Le Parlement a adopté ce lundi 8 avril un texte législatif visant à réguler les conflits entre voisins, particulièrement ceux impliquant des agriculteurs et des néo-ruraux. Cependant, cette loi suscite la colère d'une partie de la gauche. Quels pourraient être les impacts de cette loi controversée ?
TL;DR
- Adoption d’une loi pour encadrer les conflits de voisinage.
- La loi cible les litiges entre agriculteurs et néo-ruraux.
- Critique de la gauche, accusant la loi de protéger les pollueurs.

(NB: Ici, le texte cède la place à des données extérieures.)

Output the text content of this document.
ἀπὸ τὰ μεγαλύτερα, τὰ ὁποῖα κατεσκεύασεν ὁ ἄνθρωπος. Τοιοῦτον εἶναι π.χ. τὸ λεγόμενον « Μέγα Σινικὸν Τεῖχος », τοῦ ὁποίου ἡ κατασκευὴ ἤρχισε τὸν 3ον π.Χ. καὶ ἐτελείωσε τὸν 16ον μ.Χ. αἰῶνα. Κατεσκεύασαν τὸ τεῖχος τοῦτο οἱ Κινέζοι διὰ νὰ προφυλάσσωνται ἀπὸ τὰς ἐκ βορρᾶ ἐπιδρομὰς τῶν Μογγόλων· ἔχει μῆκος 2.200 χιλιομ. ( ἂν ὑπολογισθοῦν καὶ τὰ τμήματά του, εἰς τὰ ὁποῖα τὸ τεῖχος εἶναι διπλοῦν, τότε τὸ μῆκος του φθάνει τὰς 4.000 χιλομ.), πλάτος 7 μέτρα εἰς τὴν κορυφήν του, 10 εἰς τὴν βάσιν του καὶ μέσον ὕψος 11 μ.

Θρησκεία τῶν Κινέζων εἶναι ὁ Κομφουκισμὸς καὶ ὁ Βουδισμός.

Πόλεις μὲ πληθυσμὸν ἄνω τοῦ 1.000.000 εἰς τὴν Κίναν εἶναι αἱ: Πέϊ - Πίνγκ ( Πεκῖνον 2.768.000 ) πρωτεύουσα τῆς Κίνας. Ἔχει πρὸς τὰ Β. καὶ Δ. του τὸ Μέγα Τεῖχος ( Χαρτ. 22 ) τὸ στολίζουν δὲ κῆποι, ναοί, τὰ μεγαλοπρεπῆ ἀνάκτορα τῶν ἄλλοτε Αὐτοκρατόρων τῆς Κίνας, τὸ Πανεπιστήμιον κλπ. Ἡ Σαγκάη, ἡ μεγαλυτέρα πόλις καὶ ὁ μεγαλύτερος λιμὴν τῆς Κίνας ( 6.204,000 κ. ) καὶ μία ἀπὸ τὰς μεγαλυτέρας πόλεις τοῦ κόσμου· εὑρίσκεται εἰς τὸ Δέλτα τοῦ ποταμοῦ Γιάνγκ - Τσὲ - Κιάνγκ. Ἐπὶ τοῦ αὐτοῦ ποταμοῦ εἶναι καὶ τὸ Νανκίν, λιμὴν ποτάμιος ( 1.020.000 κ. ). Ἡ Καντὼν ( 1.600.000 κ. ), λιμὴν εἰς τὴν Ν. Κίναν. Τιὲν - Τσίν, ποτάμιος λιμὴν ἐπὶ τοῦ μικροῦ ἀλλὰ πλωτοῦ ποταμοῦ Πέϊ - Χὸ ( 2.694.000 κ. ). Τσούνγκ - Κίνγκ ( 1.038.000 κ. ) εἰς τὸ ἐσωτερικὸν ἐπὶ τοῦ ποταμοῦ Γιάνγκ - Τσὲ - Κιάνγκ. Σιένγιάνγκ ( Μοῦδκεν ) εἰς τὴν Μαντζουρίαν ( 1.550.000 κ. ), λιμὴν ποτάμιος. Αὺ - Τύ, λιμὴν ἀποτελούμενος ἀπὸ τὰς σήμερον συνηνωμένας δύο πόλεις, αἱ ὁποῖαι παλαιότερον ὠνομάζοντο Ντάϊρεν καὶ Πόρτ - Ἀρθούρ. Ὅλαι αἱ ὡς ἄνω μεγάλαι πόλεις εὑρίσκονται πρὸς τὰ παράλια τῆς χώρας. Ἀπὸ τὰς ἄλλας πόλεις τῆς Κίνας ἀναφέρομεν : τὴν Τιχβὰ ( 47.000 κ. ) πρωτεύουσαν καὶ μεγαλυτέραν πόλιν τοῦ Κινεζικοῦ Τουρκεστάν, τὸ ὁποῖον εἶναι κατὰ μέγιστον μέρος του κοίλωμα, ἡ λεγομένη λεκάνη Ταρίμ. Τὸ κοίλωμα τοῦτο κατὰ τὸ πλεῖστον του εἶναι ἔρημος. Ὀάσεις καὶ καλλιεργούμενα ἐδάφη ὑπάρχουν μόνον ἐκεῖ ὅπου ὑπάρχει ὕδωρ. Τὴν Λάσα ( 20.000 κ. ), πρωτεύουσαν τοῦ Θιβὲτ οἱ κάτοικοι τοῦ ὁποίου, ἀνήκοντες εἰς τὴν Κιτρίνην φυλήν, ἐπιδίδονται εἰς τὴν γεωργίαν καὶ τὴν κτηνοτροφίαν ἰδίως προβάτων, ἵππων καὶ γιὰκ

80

La résolution des conflits de voisinage : une nouvelle loi adoptée
Le Parlement français a adopté une loi le lundi 8 avril, destinée à encadrer les litiges entre voisins. Cette mesure législative, principalement axée sur les conflits entre agriculteurs et néo-ruraux, a suscité des réactions mitigées, notamment au sein de la gauche.
Un nouvel encadrement des « troubles anormaux du voisinage »
La loi, proposée par la députée Nicole Le Peih (Renaissance), vise à « adapter le droit de la responsabilité civile aux enjeux actuels ». Elle introduit notamment dans le Code civil une définition des « troubles anormaux du voisinage ».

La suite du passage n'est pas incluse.